FREEDOM

Si Bekkai also spoke. 'I have been trying to find a formula which will enable my country and France to break the present deadlock and preserve Franco-Moroccan friendship,' he said. 'Caux has miraculously provided the answer to the questions I have been asking, without any hatred or bitterness. I hereby undertake to put into practice the four moral standards of Moral Re-Armament, for I know that in order to change my country, which needs to change, I have to change myself. If I have had doubts about France, I apologize to my French friends here and elsewhere.'2

Buchman heard from Si Bekkai much about the Moroccan impasse and particularly about the part played by El Glaoui, whose support had been decisive to the French.

From Caux Buchman went back to Italy, and then in early February set out for Marrakesh with Paul Campbell, John Wood, Morris and Enid Martin, and Jim Baynard-Smith. Before leaving Caux he had told these colleagues his thought that El Glaoui would be affected. He also knew that General Antoine Béthouart, the former French High Commissioner in Austria who had been to Caux in 1951, would be there, and hoped that he and Pierre Lyautey, nephew of the Marshal who had created French Morocco, would help them to meet the relevant people.
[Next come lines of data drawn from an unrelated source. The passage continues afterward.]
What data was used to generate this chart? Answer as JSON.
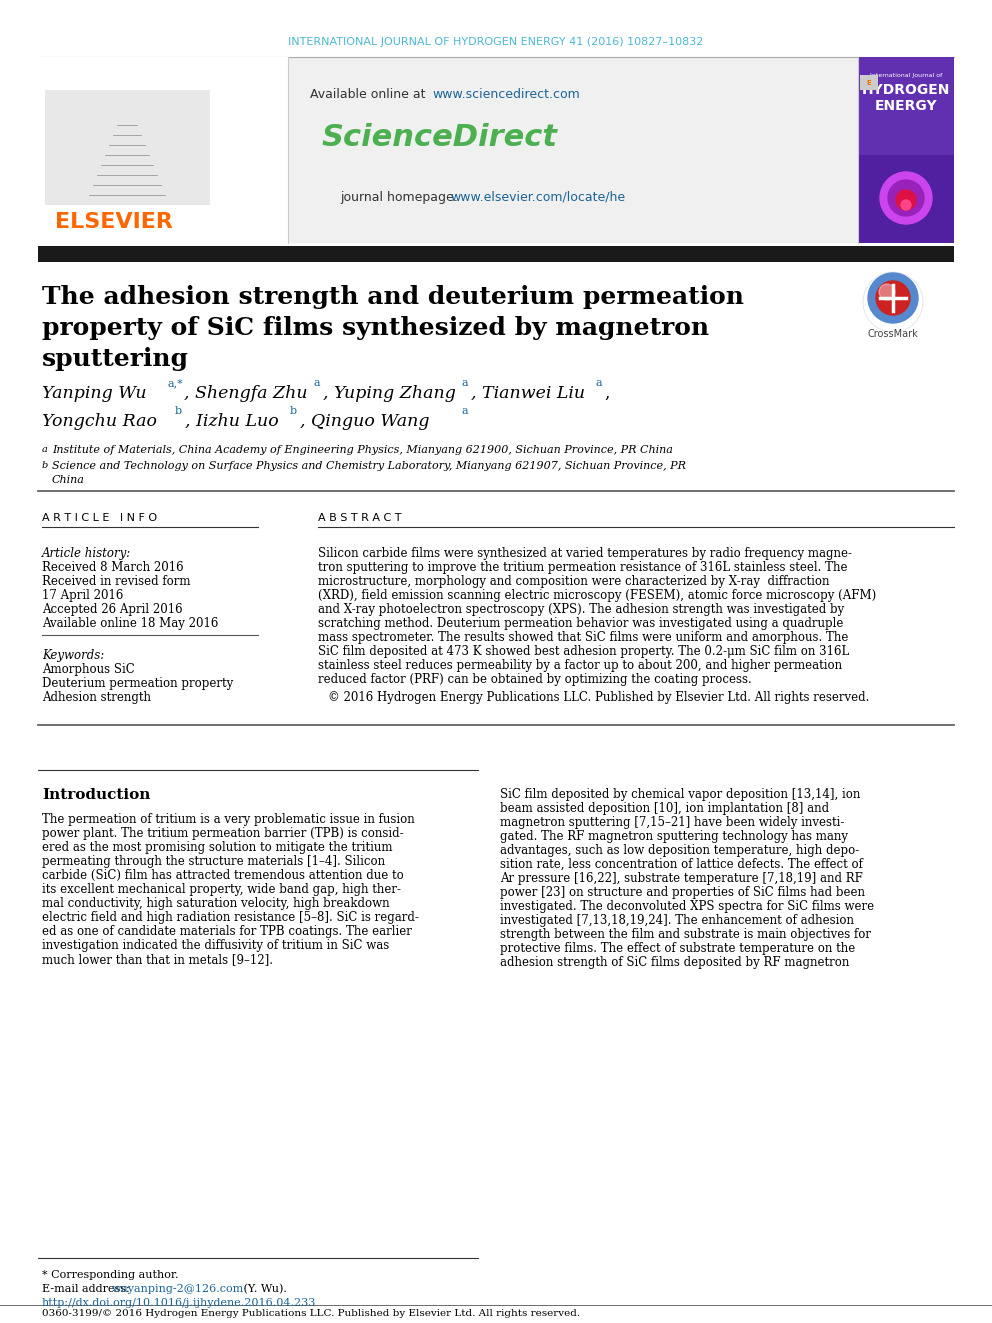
{
  "journal_header": "INTERNATIONAL JOURNAL OF HYDROGEN ENERGY 41 (2016) 10827–10832",
  "header_color": "#4db8d4",
  "available_online_text": "Available online at ",
  "sciencedirect_url": "www.sciencedirect.com",
  "sciencedirect_logo": "ScienceDirect",
  "sciencedirect_color": "#4caf50",
  "journal_homepage_text": "journal homepage: ",
  "journal_url": "www.elsevier.com/locate/he",
  "url_color": "#1a6496",
  "elsevier_color": "#ff6600",
  "black_bar_color": "#1a1a1a",
  "article_info_header": "A R T I C L E   I N F O",
  "abstract_header": "A B S T R A C T",
  "article_history_label": "Article history:",
  "received": "Received 8 March 2016",
  "revised": "Received in revised form",
  "revised2": "17 April 2016",
  "accepted": "Accepted 26 April 2016",
  "available_online": "Available online 18 May 2016",
  "keywords_label": "Keywords:",
  "keyword1": "Amorphous SiC",
  "keyword2": "Deuterium permeation property",
  "keyword3": "Adhesion strength",
  "copyright": "© 2016 Hydrogen Energy Publications LLC. Published by Elsevier Ltd. All rights reserved.",
  "intro_header": "Introduction",
  "footer_corresponding": "* Corresponding author.",
  "footer_email_label": "E-mail address: ",
  "footer_email": "wuyanping-2@126.com",
  "footer_email_name": " (Y. Wu).",
  "footer_doi": "http://dx.doi.org/10.1016/j.ijhydene.2016.04.233",
  "footer_issn": "0360-3199/© 2016 Hydrogen Energy Publications LLC. Published by Elsevier Ltd. All rights reserved.",
  "bg_header_color": "#f0f0f0",
  "text_color": "#000000",
  "affil_a": "Institute of Materials, China Academy of Engineering Physics, Mianyang 621900, Sichuan Province, PR China",
  "affil_b": "Science and Technology on Surface Physics and Chemistry Laboratory, Mianyang 621907, Sichuan Province, PR",
  "affil_b2": "China"
}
In Marrakesh the Béthouarts were already ensconced in Buchman's hotel when he arrived. To begin with he spent most of his time in bed, resting and thinking. The Pasha, El Glaoui, and his family occupied much of his mind. Physical inactivity renewed his strength; but as it returned, he maintained a deliberate social inactivity which allowed others to take the initiative. He had the recurring thought, 'Our job is to mine for men, to quarry out leadership.'

After some days Buchman and his party dined with the Béthouarts, who then arranged for them to meet the French authorities. Then M and Mme Lyautey gave a tea-party for them, at which they met international visitors like Prince Wilhelm of Sweden and his son, Count Bernadotte, and also the lawyer son of El Glaoui, Si Abdessadeq, president of the Chereefian Tribunal in Marrakesh, whose political views differed from his father's.